[Method] ED data of 6 Korean cities (Seoul, Busan, Daejeon, Daegu, Gwangju, and Incheon) were collected from January 1, 2008 to December 31, 2010, through the National Emergency Department Information System (NEDIS) for the National Emergency Medical Center. We applied 2 stage distributed lag non-linear model (DLNM) with 10 lag days and an allowance of over-dispersion adjusting for meteorological conditions and time trend.

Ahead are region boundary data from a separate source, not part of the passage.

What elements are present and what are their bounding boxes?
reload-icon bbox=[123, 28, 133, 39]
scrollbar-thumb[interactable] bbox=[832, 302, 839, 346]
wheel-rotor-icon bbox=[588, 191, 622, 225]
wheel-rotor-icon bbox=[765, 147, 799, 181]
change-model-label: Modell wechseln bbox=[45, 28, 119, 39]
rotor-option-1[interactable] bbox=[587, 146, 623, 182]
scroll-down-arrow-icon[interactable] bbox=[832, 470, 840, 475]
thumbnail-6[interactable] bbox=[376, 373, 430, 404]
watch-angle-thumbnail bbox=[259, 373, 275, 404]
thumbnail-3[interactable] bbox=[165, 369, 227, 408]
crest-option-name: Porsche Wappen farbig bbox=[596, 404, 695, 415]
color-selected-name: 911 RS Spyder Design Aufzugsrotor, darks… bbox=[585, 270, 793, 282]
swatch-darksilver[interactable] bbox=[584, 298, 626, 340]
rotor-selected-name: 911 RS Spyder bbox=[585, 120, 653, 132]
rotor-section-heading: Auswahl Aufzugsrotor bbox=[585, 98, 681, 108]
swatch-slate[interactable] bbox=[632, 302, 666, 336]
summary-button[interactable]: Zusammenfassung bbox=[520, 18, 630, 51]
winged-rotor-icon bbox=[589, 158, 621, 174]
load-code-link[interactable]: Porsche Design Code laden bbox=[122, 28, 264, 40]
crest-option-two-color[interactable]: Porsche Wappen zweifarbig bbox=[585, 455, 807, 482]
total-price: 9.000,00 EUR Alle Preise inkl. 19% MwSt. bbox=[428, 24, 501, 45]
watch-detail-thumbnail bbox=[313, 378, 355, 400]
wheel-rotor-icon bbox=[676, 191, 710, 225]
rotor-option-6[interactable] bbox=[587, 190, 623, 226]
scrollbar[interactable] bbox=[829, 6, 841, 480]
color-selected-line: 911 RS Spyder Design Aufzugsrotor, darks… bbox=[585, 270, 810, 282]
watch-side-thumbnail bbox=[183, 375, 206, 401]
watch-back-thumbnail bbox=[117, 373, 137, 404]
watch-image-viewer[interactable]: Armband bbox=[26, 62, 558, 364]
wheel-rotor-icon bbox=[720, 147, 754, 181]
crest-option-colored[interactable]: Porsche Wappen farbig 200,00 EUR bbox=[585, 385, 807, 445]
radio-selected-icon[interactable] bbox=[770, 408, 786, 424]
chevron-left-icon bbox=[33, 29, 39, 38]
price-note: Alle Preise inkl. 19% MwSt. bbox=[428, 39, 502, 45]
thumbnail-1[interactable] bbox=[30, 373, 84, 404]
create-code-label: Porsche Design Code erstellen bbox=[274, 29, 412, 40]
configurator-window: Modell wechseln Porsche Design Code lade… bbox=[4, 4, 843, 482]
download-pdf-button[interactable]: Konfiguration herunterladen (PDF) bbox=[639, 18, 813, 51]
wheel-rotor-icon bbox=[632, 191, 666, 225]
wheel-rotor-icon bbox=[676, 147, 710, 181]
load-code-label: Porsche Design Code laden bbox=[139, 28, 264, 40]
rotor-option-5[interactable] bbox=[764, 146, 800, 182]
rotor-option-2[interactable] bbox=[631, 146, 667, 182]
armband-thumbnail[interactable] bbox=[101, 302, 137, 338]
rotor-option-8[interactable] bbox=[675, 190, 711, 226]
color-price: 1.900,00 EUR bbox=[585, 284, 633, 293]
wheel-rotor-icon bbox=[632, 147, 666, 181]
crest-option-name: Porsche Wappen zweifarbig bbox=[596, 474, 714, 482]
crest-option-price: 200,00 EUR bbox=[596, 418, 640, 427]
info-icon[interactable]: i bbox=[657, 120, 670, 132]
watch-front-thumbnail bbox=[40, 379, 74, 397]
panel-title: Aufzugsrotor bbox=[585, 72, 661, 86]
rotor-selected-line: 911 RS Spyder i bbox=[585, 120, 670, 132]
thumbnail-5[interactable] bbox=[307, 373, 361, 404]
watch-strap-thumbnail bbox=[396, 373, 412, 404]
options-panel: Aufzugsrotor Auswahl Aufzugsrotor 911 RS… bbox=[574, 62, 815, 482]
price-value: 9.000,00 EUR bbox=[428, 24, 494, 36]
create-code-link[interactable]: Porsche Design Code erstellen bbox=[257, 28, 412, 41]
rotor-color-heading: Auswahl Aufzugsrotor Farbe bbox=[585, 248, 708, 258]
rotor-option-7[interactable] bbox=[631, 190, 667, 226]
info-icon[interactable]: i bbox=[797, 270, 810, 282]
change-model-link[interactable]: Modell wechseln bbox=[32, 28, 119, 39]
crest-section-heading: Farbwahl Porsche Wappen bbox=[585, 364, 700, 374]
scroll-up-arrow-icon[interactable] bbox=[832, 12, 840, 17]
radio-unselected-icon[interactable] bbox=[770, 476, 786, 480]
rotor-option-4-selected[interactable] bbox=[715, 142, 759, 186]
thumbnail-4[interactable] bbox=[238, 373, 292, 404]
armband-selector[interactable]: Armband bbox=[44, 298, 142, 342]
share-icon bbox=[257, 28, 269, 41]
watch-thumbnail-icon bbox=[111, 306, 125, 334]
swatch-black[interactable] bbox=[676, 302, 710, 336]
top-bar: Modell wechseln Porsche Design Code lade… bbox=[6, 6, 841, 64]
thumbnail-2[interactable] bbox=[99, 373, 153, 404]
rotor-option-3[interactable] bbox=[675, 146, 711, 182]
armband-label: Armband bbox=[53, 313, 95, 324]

[Result] From 2 stage analysis, we found DTR was adversely associated with asthma-related ED visits in Korea and as DTR increased, so did the risk of ED visit. The relative risks of asthma-related ED visit were estimated with Mid-high (80th percentile versus minimum mortality DTR), High (90th percentile versus minimum mortality DTR) and Extreme high (99th percentile versus minimum mortality DTR). Relative risks were 1.032[95% CI, 0.82, 1.29] at Mid-high condition, 1.132[0.88, 1.46], at High and 1.543[0.69, 3.46] at Extreme high.
[Conclusion] We found that DTR had adverse effect to ED visits in Korea. And effect of DTR showed non-linear relationship and was significant up to 10 days. Therefore as DTR increases, the more vulnerable people and public health authorities should pay special attention to an acute exacerbation of asthma.